What interests me about these industry reports, especially when you consider the earlier comment “Zero trust isn’t something you can buy or implement. It’s a philosophy and a strategy”, is at least 60% of the scoring criteria is on product functionality, not the vendors ability to be considered a valued advisor for ZT. At what point does a mature security product (already measured in another report) turn into a ZT product? Does that mean that these [newly classed] ZT products will no longer be measured in prior industry reports? I’m also concerned that no where in these [leadership] reports do the authoring analysts score the vendor against their alignment to the agencies’ guidelines and design principles. Wouldn’t this help promote a more services or consultancy approach and negate the promotion of a product-first attitude?
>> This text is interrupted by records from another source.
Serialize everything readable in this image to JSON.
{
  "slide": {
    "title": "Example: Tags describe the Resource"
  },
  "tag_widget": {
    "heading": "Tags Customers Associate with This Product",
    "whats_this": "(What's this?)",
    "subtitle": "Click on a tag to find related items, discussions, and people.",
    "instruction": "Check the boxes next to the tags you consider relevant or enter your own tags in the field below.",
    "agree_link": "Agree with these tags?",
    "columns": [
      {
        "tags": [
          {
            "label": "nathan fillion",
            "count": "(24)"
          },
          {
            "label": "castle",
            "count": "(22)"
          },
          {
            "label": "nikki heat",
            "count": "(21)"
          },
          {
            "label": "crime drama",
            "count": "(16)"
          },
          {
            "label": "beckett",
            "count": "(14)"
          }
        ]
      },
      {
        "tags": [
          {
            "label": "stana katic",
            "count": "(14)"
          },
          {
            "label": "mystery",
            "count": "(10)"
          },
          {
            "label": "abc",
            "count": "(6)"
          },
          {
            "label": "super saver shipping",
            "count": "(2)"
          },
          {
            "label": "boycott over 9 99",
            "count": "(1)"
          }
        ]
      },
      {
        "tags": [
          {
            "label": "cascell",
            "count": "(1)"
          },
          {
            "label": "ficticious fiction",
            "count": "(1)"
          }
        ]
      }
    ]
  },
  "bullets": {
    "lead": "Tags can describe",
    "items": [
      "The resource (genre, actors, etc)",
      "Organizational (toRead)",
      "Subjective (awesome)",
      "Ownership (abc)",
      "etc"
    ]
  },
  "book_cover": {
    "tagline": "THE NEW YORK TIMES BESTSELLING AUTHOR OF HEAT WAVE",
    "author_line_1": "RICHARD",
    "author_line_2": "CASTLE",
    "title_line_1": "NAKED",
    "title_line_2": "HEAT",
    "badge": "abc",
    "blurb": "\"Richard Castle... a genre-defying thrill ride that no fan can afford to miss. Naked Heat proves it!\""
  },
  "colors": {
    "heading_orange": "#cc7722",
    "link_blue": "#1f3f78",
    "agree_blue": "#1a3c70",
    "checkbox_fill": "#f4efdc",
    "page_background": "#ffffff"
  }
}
Tilt the advantage to the business

When it gets down to the detail of why vendors, analysts and consultancies are referencing ZT, it’s clear. For commercial value. There is nothing wrong in this as the products and services being offered all assist in establishing the appropriate end game, a ZT architecture model that the agencies are encouraging for each unique business.

What is misplaced is the approach that is being taken. A ZT architecture model as defined by the agencies is to help tilt the advantage of security authorisation, access and policy protection in favour of the business rather than the cyber adversary. Wouldn’t it be helpful for the security leaders that consume this information to be presented with content that explicitly emphasises the vendor, analyst or influencers capability to meet these challenges, front and centre?

Recognise real value

Finally, it appears that the emotional commercial attitudes are overruling the agencies’ ZT principles. Product, marketing and sales leaders in the business believe that they need to be vocal in the [ZT] game as an alternative sales and marketing play, allowing them to stand out in the crowd. Ask yourself, how many times did the security leader accept your invitation for a Zoom/Teams/Skype call and open by saying “So tell me all about your Zero Trust products”, rather than the security leader reaching out to you so they could learn how you can assist with their objective of aligning to the Zero Trust guiding principles and design concepts.

Every security vendor or services provider should always believe that their offerings have a value. The litmus paper test to determine ZT value is to present clear and tangible value that drives the ZT principles as outlined by the agencies. As referenced previously “There are products that work well in Zero Trust environments and those that don't”. You don’t need to use speculative beliefs, alternative frameworks or perceptions to be appreciated as adding value in ZT. 

Raising awareness and helping security leaders protect access, authentication and privacy of their business is a challenge, but NIST, NSA and the NCSC have provided the guidelines and design principles to evolve every size of business to achieve this aim. Don’t ignore them.